Deputy Minister of Finance, Economic Development and Investment Promotion Kudakwashe Mnangagwa said Government remains confident that the public sector is among the country’s most competitive employers. Kudakwashe, who is the son of President Emmerson Mnangagwa, said:
“Salary negotiations will continue through the appropriate channels, but we are proud that Government remains one of the most competitive employers in the country.”
His remarks come as the State prepares to conclude a long-running job evaluation exercise designed to restructure civil service salaries across ministries. Authorities say the framework is expected to be completed by the end of the first quarter of 2026.
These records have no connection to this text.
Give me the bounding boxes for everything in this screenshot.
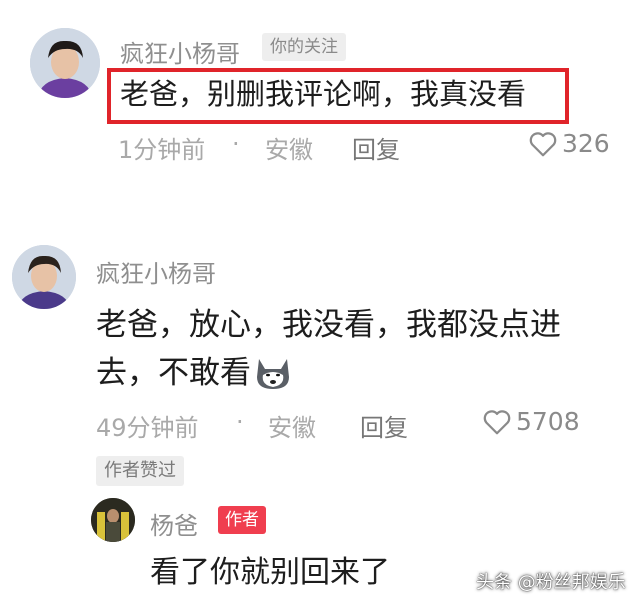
avatar[interactable]: [91, 498, 135, 542]
avatar-photo-icon: [91, 498, 135, 542]
following-badge: 你的关注: [262, 33, 346, 61]
avatar-photo-icon: [30, 28, 100, 98]
username[interactable]: 疯狂小杨哥: [96, 254, 216, 289]
comment-time: 49分钟前: [96, 414, 199, 442]
heart-icon: [529, 131, 557, 156]
comment-location: 安徽: [268, 414, 316, 442]
separator-dot: ·: [236, 408, 244, 436]
heart-icon: [483, 409, 511, 434]
avatar[interactable]: [30, 28, 100, 98]
avatar-photo-icon: [12, 245, 76, 309]
reply-text: 看了你就别回来了: [150, 555, 390, 590]
comment-text-line1: 老爸，放心，我没看，我都没点进: [96, 307, 561, 343]
username[interactable]: 杨爸: [150, 506, 198, 541]
comment-text-line2-row: 去，不敢看: [96, 350, 293, 396]
username[interactable]: 疯狂小杨哥: [120, 34, 240, 69]
watermark: 头条 @粉丝邦娱乐: [476, 572, 626, 593]
author-badge: 作者: [218, 506, 266, 534]
comment-text-line2: 去，不敢看: [96, 355, 251, 391]
author-liked-badge: 作者赞过: [96, 456, 184, 486]
avatar[interactable]: [12, 245, 76, 309]
reply-button[interactable]: 回复: [352, 130, 400, 165]
husky-dog-emoji-icon: [257, 359, 289, 389]
comment-time: 1分钟前: [118, 136, 206, 164]
separator-dot: ·: [232, 130, 240, 158]
like-count: 5708: [516, 407, 580, 436]
like-button[interactable]: 5708: [482, 407, 580, 436]
like-count: 326: [562, 129, 610, 158]
comment-text: 老爸，别删我评论啊，我真没看: [120, 77, 527, 111]
like-button[interactable]: 326: [528, 129, 610, 158]
comment-location: 安徽: [265, 136, 313, 164]
reply-button[interactable]: 回复: [360, 408, 408, 443]
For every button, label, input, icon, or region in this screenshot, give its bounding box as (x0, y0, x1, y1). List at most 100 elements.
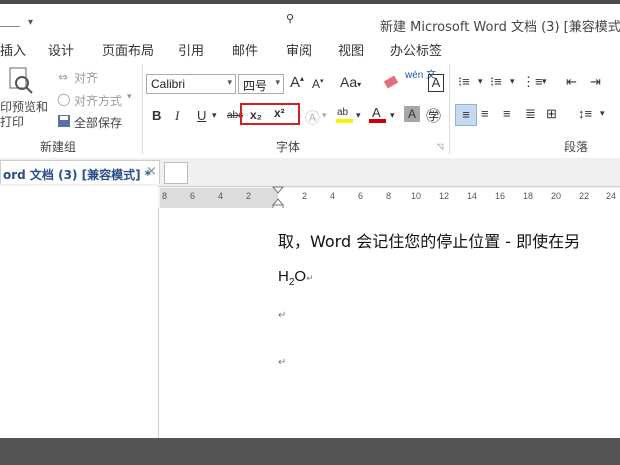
ribbon-separator (449, 64, 450, 154)
font-name-combo[interactable]: Calibri ▾ (146, 74, 236, 94)
text-effects-icon[interactable]: Ⓐ (305, 107, 320, 128)
underline-icon[interactable]: U (197, 108, 206, 123)
shrink-font-icon[interactable]: A▾ (312, 77, 324, 91)
chevron-down-icon[interactable]: ▾ (600, 108, 605, 119)
font-color-icon[interactable]: A (368, 104, 388, 127)
grow-font-icon[interactable]: A▴ (290, 74, 304, 91)
ribbon: 印预览和 打印 ⇔ 对齐 ◯ 对齐方式 ▾ 全部保存 新建组 Calibri ▾ … (0, 60, 620, 159)
ruler-number: 4 (218, 191, 224, 201)
tab-mailings[interactable]: 邮件 (232, 40, 258, 59)
char-shading-icon[interactable]: A (404, 106, 420, 122)
tab-references[interactable]: 引用 (178, 40, 204, 59)
bullets-icon[interactable]: ⁝≡ (458, 74, 470, 90)
chevron-down-icon[interactable]: ▾ (510, 76, 515, 87)
left-pane (0, 186, 158, 438)
quick-access-toolbar[interactable] (0, 12, 20, 27)
italic-icon[interactable]: I (175, 108, 179, 124)
font-size-combo[interactable]: 四号 ▾ (238, 74, 284, 94)
increase-indent-icon[interactable]: ⇥ (590, 74, 601, 90)
ribbon-separator (142, 64, 143, 154)
subscript-superscript-highlight-box (240, 103, 300, 125)
ruler-number: 2 (302, 191, 308, 201)
search-icon[interactable]: ⚲ (286, 12, 294, 25)
align-mode-icon: ◯ (57, 92, 71, 106)
svg-text:A: A (372, 105, 381, 120)
ribbon-tabs: 插入 设计 页面布局 引用 邮件 审阅 视图 办公标签 (0, 38, 620, 60)
formula-h: H (278, 268, 289, 285)
group-label-font: 字体 (276, 140, 301, 154)
chevron-down-icon[interactable]: ▾ (390, 110, 395, 121)
chevron-down-icon: ▾ (275, 77, 280, 87)
numbering-icon[interactable]: ⁝≡ (490, 74, 502, 90)
status-bar (0, 438, 620, 465)
ruler-number: 6 (190, 191, 196, 201)
align-right-icon[interactable]: ≡ (503, 106, 511, 121)
group-label-newbuild: 新建组 (40, 140, 77, 154)
ruler-number: 12 (439, 191, 450, 201)
align-mode-button[interactable]: 对齐方式 (74, 92, 122, 109)
font-name-value: Calibri (151, 77, 186, 91)
paragraph-mark-icon: ↵ (278, 357, 287, 368)
formula-o: O (294, 268, 307, 285)
align-button[interactable]: 对齐 (74, 69, 98, 86)
svg-text:ab: ab (337, 107, 349, 118)
h2o-formula[interactable]: H2O↵ (278, 268, 314, 288)
quick-access-dropdown-icon[interactable]: ▾ (28, 17, 33, 28)
title-bar: ▾ ⚲ 新建 Microsoft Word 文档 (3) [兼容模式] - (0, 4, 620, 38)
highlight-icon[interactable]: ab (335, 104, 355, 127)
chevron-down-icon[interactable]: ▾ (322, 110, 327, 121)
ruler-number: 6 (358, 191, 364, 201)
print-preview-button[interactable]: 印预览和 打印 (0, 100, 48, 130)
align-mode-dropdown-icon[interactable]: ▾ (127, 92, 132, 102)
ruler-number: 20 (551, 191, 562, 201)
paragraph-mark-icon: ↵ (306, 273, 314, 283)
close-icon[interactable]: × (146, 164, 157, 179)
ruler-number: 10 (411, 191, 422, 201)
tab-review[interactable]: 审阅 (286, 40, 312, 59)
tab-design[interactable]: 设计 (48, 40, 74, 59)
document-text-line[interactable]: 取，Word 会记住您的停止位置 - 即使在另 (278, 228, 580, 252)
tab-insert[interactable]: 插入 (0, 40, 26, 59)
ruler-number: 24 (606, 191, 617, 201)
chevron-down-icon[interactable]: ▾ (356, 110, 361, 121)
clear-format-icon[interactable] (382, 74, 400, 93)
ruler-number: 2 (246, 191, 252, 201)
distributed-icon[interactable]: ⊞ (546, 106, 557, 122)
chevron-down-icon[interactable]: ▾ (478, 76, 483, 87)
multilevel-list-icon[interactable]: ⋮≡ (522, 74, 543, 90)
print-preview-icon (6, 66, 34, 94)
tab-page-layout[interactable]: 页面布局 (102, 40, 154, 59)
group-label-paragraph: 段落 (564, 140, 589, 154)
align-icon: ⇔ (58, 70, 69, 84)
ruler-number: 16 (495, 191, 506, 201)
chevron-down-icon[interactable]: ▾ (212, 110, 217, 121)
document-tab-title: ord 文档 (3) [兼容模式] * (3, 168, 152, 182)
ruler-number: 8 (386, 191, 392, 201)
align-center-icon[interactable]: ≡ (481, 106, 489, 121)
ruler-number: 4 (330, 191, 336, 201)
ruler-number: 22 (579, 191, 590, 201)
ruler-number: 14 (467, 191, 478, 201)
tab-view[interactable]: 视图 (338, 40, 364, 59)
chevron-down-icon[interactable]: ▾ (542, 76, 547, 87)
line-spacing-icon[interactable]: ↕≡ (578, 106, 592, 121)
justify-icon[interactable]: ≣ (525, 106, 536, 122)
bold-icon[interactable]: B (152, 108, 161, 123)
font-size-value: 四号 (243, 79, 268, 93)
align-left-icon[interactable]: ≡ (455, 104, 477, 126)
ruler-number: 18 (523, 191, 534, 201)
window-title: 新建 Microsoft Word 文档 (3) [兼容模式] - (380, 20, 620, 35)
chevron-down-icon: ▾ (227, 77, 232, 87)
enclose-char-icon[interactable]: ㊫ (426, 105, 441, 126)
tab-office-tab[interactable]: 办公标签 (390, 40, 442, 59)
new-tab-button[interactable] (164, 162, 188, 184)
save-all-button[interactable]: 全部保存 (74, 114, 122, 131)
document-tab[interactable]: ord 文档 (3) [兼容模式] * × (0, 160, 160, 184)
ruler-number: 8 (162, 191, 168, 201)
font-dialog-launcher-icon[interactable]: ◹ (437, 142, 443, 151)
save-all-icon (57, 114, 71, 131)
paragraph-mark-icon: ↵ (278, 310, 287, 321)
decrease-indent-icon[interactable]: ⇤ (566, 74, 577, 90)
char-border-icon[interactable]: A (428, 74, 444, 92)
change-case-icon[interactable]: Aa▾ (340, 74, 361, 90)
Public Service, Labour and Social Welfare Minister Edgar Moyo previously said the system is intended to correct long-standing distortions in the grading structure. Moyo said:
“Salaries are being worked around the job evaluation framework, which is about to be concluded.”
Moyo added that the scientific evaluation tool will align pay with responsibility, hierarchy and seniority in the public service.
Currently, many civil servants such as teachers earn an average of about US$350 per month. Under Zimbabwe’s Pay-As-You-Earn (PAYE) tax system, that salary attracts deductions of roughly US$52.50 per month.
But worker representatives say the figures tell only part of the story.
Public sector unions argue that salaries remain far below the levels workers earned before the October 2018 currency reforms, when average civil service pay was around US$540 per month.
A representative of the Apex Council, which represents government workers, said the current earnings are not enough to cover the rising cost of living. The union representative said:
“Civil servants are still struggling. The salaries may look better on paper, but they do not match the cost of basic goods, transport and school fees.”
Workers have repeatedly called for salaries to be restored to pre-2018 levels, arguing that inflation and economic volatility have steadily eroded their purchasing power.
Despite those concerns, Government insists the job evaluation exercise will bring a more structured and fair pay system rather than automatic salary increases.
Officials say the new framework will identify positions that were historically over-graded or under-graded and adjust them accordingly.
For now, negotiations between Government and civil servants are expected to continue through the National Joint Negotiating Council as both sides debate how to balance fair wages with the country’s fiscal realities.